Variations on a theme: the transport cycle of P1A ATPases. P1B ATPases import K⁺ ions. The complex is composed of four subunits, only two of which (KdpB and KdpA) are shown here. K⁺ enters the complex through the selectivity filter (a) of KdpA, which is a modified K⁺ channel and moves through a tunnel that connects KdpA to the catalytic subunit KdpB. When K⁺ enters and binds to the canonical binding site in KdpB, the pump is phosphorylated from ATP. This phosphorylation causes the pump to transition to the E2P conformation and the K⁺ ion diffuses into the cell through a half-channel. Whether this half-channel is open in all conformations or only in the E2 state is difficult to ascertain due to the limited resolution of the structures. Dephosphorylation and return to the E1 conformation occur spontaneously possibly due to the action of Lys-856, which functions as a built-in cation. See text for more details.

Figure 6

Variations on a theme: the central cavity model of P4A ATPases.

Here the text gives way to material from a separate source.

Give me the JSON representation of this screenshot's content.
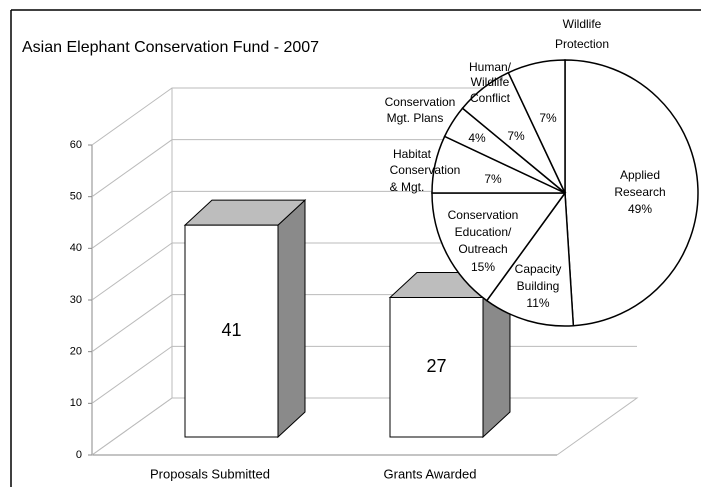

P4A ATPases flip phospholipids from the extra-cytosolic side of membranes to the cytosolic side. Before transport, the E1 conformation of the pump is spontaneously phosphorylated from ATP. Pump phosphorylation results in the transition to the E2P conformation, to which the phospholipid head group binds. Binding of the phospholipid induces pump dephosphorylation and the phospholipid then slides through a cleft in the membrane domain toward the canonical binding site. In the dephosphorylated E2 conformation, the phospholipid is occluded in the membrane domain with its headgroup positioned in the CBS and its acyl chains protruding out of the protein. During the E2P to E1 transition, the phospholipid is released to the intracellular leaflet of the bilayer.